3. Set reasonable goals. Nothing will make you feel worse than trying to set a goal for yourself and then feeling like you've failed. I'm not saying, "don't set goals." I'm saying "set achievable goals.” Setting yourself up for failure has got to be one of the biggest pitfalls you can create for yourself.

I do this all the time. I tell myself grandiose things like "this year I will write 10,000 words every week! Every week, without fail."  Or even more ridiculous things, such as "I won NaNoWriMo; I can obviously keep writing 50k a month every month!"  Then, when I obviously cannot do that on top of everything else, and weeks go by, and I am barely able to keep up with my day job and clean underwear much less anything else, and I do not write a single solitary word, this is all I hear in my head:

youfailed

DO NOT DO THIS TO YOURSELF.  Every word you write, every single one, is a success. It is one more word in one more story that no one else has ever told before and cannot be told exactly like you will tell it. It is one more something out of nothing. You are Bastion in The NeverEnding Story. With one word, you could save the world. So do what is in your heart -- give the character at the center of your story a name, and stop The Nothing from taking one more minute from the lives your characters will live through you.

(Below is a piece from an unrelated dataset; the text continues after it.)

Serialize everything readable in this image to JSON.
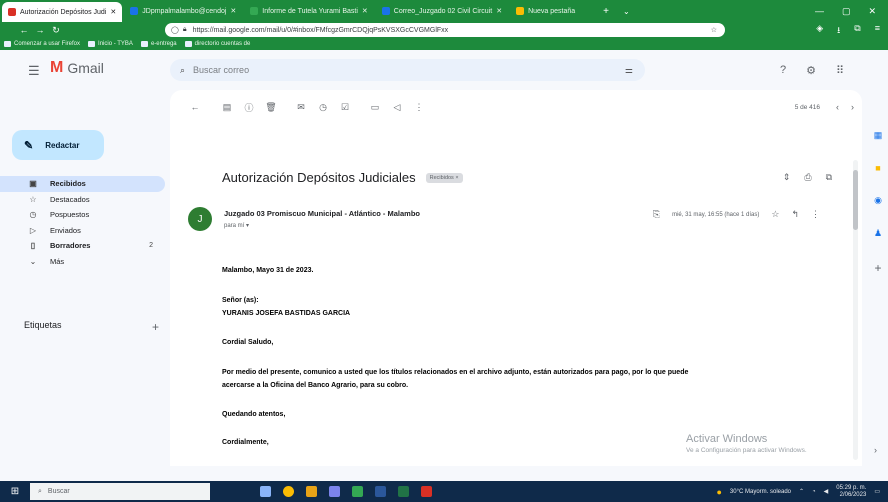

You can write one word. I know it. And in my experience, one word often becomes one sentence, or one paragraph, or one page.  Sometimes writing that first word is all you need to start yourself writing.

Or maybe not. Maybe it's only one word. But that's okay. If you can only get one word on the page, make it a good one.  Or even a sucky one. Either way, write one.  Because that is one more word than you had yesterday.  And with enough of those, you will eventually have a completed work made entirely out of the crazy stuff in your brain. 

4. Do not compare yourself to other people.  

One of the writers I admire most in all of the current writing landscape is Victoria/V.E. Schwab. She has the most insane work ethic of anyone I know. Anyone. In any field. More than any workaholic lawyer I know, more than the CEO at my company, more than my insane overworked El Hubs, more than anyone. We're talking Steve Jobs levels of work ethic. As a result, she has not one but several books in totally different genres and series coming out each year. Basically her life -- from my perspective -- is so full of work that she must be like the Dowager Countess:

And she doesn't even have the decency to write crappy books, either. They're all amazing. Crazy amazing. So when I look at her, with her travel and her organized life and getting a Masters degree in Scotland while writing NYT Bestsellers, I don't get jealous. She's too nice and humble and so out-of-this-world awesome for me to be jealous. 

Instead I think, "You will never be her, so like, don't even bother." And you know what that makes me? MY OWN WORSE ENEMY. Victoria is awesome, but her awesome doesn't make my awesome less...awesome. (That there is some powerful writing. See how good I am at this?) 

You can't be other people. You can only be you. And you are always, every day, being the best you that you can manage at any given moment. So accept that, and love yourself for it. Don't compare yourself to other people. Focus on yourself and the work because in the end, none of that comparing will get you anything but sadness and pain. Also, it will absolutely not get you a finished book.

5. Just try. So my most important piece of advice--no matter what else you take away from this post--is this, and I cannot emphasize it enough:

justry

Everything you do in life is a risk, and anything that takes as much heart and soul and spirit as writing something and then letting other people read and judge it is super scary.  There is no way around it. It feels like giving up a part of yourself to a world that, let's face it, can be really mean and cold and indifferent to its impact on you. But letting fear limit your life is about the saddest thing you can do.  Don't worry about whether you will publish or whether your work will sell or even whether anyone will ever read your work other than you, out loud, to your dog. You can decide all that later.  For now...WRITE.

Now if you'll excuse me, I have a draft waiting for my one word for today.